Sunday, September 28, 2014

Éire vol2 day four

July 18th. Day of the Aran Islands. Well, we visited Inis Mór (Inishmore) not all of them but still.
Breakfast was a bit lacking even though I normally do not eat that much for breakfast in the first place. As it was a tad rainy, we drove to the port. My friend had already booked and paid for the Doolin2Aran ferry ride to Inis Mór so we only had to get on board. On our way to Inis Mór we got to see cliffs of Moher, but we also stopped in Inis Meáin (Inisheer) and Inis Oírr (Inishmaan). Which led my friend to worry that we had taken a wrong ship. But we arrived to Inis Mór safe and sound. She had also booked us a tour of the island so we had to find our guide for the day and our tour of the island could begin.
Inis Mór


Inis Mór is the biggest of the three Aran Islands. When visiting Ireland and have a day to spare, then definitely worth visiting. We took a guided tour but it was also possible to rent a bike or walk. Though walking would not give so much time to see around.

As we were first on the small bus, we got the first row seats which was nice. Our guide (whose name unfortunately I cannot remember) was wonderful. He was very informed, knew how to communicate with people, was funny and helpful. We were taken across the stony island. When Burren (and the west coast) was stony, Inis Mór was even more so. Limestone is a part of the landscape. Low stone walls and limestone everywhere.

Dun Aengus
First, we were taken to Dun Aengus, a semicircular stone fort that rests on a cliff`s edge. The cliffs were just as impressive as the Moher. The coach couldn`t take us to the top so we were able to walk. If only I would have had more time to enjoy the surroudings. The weather was also so good.

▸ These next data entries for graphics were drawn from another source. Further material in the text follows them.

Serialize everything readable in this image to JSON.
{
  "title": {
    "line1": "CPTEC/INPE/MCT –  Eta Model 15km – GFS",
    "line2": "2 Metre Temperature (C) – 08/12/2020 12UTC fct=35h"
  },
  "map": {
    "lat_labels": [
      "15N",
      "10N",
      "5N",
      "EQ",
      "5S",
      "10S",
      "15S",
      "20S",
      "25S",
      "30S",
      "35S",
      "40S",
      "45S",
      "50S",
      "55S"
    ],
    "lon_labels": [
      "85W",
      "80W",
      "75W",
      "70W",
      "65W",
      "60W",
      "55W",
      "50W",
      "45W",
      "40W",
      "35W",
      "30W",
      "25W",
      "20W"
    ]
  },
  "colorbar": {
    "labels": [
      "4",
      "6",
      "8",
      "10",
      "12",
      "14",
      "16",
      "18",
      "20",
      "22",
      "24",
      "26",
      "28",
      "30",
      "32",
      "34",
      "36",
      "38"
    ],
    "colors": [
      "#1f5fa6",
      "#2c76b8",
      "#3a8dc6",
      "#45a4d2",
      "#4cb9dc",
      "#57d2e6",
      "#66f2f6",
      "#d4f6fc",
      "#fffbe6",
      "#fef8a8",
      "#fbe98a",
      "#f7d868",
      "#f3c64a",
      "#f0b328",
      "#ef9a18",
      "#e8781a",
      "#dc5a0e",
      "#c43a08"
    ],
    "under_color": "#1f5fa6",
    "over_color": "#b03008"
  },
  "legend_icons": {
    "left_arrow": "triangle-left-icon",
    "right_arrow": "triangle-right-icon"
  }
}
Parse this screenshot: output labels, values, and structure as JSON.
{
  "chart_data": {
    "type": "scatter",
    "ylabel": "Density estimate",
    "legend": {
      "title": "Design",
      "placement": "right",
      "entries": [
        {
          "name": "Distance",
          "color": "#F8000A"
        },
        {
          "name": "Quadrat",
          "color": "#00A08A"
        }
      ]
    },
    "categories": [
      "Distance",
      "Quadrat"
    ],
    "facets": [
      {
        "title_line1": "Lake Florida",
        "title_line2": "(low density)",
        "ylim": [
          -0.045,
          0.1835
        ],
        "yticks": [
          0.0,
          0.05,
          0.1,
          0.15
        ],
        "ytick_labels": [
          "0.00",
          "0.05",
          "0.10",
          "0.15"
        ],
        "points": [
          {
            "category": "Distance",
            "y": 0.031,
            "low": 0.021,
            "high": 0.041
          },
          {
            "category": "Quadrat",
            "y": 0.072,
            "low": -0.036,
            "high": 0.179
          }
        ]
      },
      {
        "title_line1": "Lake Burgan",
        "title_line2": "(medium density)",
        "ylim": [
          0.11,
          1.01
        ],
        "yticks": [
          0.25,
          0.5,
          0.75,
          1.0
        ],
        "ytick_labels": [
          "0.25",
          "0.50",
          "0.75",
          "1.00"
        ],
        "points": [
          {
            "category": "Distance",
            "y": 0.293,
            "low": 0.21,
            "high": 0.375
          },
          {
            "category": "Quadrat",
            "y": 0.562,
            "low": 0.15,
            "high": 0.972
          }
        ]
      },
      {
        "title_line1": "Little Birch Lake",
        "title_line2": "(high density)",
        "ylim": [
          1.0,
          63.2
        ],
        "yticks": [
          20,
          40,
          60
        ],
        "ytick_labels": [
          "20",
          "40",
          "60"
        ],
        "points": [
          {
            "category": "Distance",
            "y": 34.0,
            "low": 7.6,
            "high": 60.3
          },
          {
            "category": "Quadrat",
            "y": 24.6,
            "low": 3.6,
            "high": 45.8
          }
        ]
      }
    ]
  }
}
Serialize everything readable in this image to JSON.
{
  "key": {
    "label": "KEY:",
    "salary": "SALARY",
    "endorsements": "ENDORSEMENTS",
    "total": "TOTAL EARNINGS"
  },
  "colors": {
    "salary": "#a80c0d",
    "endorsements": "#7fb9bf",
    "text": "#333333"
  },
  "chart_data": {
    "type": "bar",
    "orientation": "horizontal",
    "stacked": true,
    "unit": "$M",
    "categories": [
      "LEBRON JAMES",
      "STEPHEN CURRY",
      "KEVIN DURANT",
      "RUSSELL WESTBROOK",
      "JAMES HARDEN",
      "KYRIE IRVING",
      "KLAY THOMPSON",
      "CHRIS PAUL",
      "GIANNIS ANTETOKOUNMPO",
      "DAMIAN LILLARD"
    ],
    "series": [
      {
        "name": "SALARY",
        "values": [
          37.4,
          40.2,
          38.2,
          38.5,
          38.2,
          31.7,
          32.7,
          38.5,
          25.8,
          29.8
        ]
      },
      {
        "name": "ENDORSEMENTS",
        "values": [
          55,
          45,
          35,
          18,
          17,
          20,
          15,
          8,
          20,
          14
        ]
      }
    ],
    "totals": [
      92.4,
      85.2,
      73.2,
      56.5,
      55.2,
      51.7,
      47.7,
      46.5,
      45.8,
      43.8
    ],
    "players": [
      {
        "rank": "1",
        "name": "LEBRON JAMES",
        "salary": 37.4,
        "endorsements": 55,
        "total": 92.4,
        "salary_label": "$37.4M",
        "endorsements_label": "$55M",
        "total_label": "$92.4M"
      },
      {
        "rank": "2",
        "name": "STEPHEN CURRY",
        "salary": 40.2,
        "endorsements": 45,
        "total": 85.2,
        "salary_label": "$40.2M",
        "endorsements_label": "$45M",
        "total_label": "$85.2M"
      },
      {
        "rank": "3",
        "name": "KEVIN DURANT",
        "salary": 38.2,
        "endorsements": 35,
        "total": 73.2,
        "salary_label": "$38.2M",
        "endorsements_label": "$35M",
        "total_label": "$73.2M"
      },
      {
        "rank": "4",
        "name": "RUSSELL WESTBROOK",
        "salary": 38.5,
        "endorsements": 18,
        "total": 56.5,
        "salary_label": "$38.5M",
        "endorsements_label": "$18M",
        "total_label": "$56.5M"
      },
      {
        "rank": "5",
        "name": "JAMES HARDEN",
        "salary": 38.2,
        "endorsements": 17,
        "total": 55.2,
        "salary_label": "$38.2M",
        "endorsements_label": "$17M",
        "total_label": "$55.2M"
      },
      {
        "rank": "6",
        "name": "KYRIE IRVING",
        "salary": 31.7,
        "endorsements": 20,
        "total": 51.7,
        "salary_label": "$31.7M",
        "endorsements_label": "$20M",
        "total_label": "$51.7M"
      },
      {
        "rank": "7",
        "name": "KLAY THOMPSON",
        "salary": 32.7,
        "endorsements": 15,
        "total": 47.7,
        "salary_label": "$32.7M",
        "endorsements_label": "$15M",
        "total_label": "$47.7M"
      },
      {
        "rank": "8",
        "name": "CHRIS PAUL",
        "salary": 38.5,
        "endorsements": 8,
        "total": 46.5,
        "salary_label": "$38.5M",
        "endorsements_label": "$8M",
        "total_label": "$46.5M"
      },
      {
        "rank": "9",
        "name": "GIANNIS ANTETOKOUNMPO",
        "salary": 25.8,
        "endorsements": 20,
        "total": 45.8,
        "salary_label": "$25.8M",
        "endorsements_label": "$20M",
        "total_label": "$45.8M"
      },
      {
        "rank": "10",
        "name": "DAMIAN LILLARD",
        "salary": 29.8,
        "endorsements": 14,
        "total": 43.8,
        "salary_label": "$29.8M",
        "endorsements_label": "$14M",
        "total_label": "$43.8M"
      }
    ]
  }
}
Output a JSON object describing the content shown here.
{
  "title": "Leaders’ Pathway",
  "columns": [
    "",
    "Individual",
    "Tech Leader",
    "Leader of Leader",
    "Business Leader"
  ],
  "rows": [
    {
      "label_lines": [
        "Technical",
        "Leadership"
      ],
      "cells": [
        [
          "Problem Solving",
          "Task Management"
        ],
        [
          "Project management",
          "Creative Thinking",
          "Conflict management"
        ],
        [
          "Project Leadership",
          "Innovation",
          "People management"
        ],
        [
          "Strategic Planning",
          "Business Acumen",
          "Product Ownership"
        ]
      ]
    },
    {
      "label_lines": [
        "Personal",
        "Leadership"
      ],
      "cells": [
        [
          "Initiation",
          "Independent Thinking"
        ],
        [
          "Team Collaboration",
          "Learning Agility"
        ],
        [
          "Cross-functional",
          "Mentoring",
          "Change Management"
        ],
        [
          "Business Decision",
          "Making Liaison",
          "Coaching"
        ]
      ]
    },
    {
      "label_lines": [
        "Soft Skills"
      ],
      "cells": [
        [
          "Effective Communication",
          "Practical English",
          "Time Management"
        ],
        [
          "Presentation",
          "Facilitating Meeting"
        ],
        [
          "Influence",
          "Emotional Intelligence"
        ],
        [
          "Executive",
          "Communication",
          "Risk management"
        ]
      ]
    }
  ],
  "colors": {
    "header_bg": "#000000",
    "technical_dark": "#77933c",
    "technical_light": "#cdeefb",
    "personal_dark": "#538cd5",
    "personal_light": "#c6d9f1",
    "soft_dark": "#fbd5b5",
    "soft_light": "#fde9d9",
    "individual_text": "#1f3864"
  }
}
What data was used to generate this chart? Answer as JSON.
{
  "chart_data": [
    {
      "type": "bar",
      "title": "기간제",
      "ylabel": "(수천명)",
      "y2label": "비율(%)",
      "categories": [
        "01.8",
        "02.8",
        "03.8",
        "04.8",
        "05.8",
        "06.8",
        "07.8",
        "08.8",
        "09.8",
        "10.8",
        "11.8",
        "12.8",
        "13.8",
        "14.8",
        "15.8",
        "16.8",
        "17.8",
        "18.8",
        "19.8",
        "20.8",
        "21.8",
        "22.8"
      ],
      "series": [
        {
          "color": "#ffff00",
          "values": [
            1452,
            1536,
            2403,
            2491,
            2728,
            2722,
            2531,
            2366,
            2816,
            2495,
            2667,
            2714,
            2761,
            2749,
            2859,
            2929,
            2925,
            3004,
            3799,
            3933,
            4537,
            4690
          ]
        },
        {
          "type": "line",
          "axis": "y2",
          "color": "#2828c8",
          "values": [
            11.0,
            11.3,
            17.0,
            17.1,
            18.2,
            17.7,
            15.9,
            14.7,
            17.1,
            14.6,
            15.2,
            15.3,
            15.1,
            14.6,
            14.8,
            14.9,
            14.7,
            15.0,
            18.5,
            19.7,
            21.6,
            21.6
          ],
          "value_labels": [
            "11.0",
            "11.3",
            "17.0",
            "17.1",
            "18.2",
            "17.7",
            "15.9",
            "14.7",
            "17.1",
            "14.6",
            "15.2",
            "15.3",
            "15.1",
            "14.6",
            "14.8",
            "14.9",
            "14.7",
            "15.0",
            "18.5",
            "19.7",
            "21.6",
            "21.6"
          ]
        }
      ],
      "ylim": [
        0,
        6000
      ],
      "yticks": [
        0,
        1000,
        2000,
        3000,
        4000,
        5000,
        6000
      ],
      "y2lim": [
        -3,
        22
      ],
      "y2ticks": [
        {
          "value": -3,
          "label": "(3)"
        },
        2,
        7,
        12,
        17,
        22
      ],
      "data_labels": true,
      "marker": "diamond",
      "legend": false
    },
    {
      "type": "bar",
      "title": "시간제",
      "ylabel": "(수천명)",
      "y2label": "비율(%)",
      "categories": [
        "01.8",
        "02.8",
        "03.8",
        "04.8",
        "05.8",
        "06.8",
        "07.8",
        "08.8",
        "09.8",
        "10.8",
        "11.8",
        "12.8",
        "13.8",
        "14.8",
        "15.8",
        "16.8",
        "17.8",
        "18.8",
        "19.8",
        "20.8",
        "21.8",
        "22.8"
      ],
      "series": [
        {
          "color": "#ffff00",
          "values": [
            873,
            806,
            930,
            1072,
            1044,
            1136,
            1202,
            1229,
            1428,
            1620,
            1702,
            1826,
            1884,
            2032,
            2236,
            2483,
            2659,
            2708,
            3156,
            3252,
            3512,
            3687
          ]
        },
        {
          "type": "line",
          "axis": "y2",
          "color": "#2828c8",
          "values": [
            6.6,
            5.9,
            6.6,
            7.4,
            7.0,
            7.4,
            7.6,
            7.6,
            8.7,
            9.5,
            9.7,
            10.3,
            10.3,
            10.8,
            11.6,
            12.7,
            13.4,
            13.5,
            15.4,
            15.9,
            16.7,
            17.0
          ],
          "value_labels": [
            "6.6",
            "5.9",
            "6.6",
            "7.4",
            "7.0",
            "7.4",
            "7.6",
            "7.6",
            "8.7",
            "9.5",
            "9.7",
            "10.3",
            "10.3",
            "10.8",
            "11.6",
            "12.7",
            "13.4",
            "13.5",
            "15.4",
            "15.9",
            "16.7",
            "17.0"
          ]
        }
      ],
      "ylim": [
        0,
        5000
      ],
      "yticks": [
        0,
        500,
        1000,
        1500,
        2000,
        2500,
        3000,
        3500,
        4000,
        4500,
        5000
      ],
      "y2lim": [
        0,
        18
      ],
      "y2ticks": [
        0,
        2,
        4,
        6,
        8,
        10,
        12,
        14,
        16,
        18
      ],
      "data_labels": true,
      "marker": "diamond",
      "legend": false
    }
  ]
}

 Back in the little village (?) next to the visitor centre we ate lunch and were on our way back to meet the coach that was waiting next to Kilmurvy Beach.
Na Seacht dTempaill

Then we were taken to Na Seacht dTempaill (seven churches) near the village Eoghnacht. There are actually two churches still standing despite the name.  In the Middle Ages Na Seacht Teampaill was probably the most important pilgrimage destination on Inis Mor.


 Driving back we took a tiny break somewhere by the coast but I cannot remember the name where.
Then there were the seals. And that concluded our tour of the island. Would have liked to have more time. Most of the people from our tiny group were taking another boat so they had an hour to spend in Kilronan but our boat was to set off so we did not.

Doolin
Moher walking trail
Cliffs of Moher
Back in Doolin I had some time to take a short walk on the Moher coastal trail. As the kitchen was closed at nine and I wanted to have dinner I had two hours. Got a lovely view of Doolin reaching the beginning of the trail. The sun was still shining so the walk was simply breathtaking. I move fast otherwise I never would have made it that far. I saw some people on the way.  One of the things I miss about Ireland is saying "Hello" to strangers. Anyway, the trail by Moher was well marked. The beginning had cliffs but they grew more and more higher as the road went on. Every turn revealed something amazing. Finally I reached my destination and just sat there on the edge watching the cliffs with my mouth open I suppose.If only I would have had more time.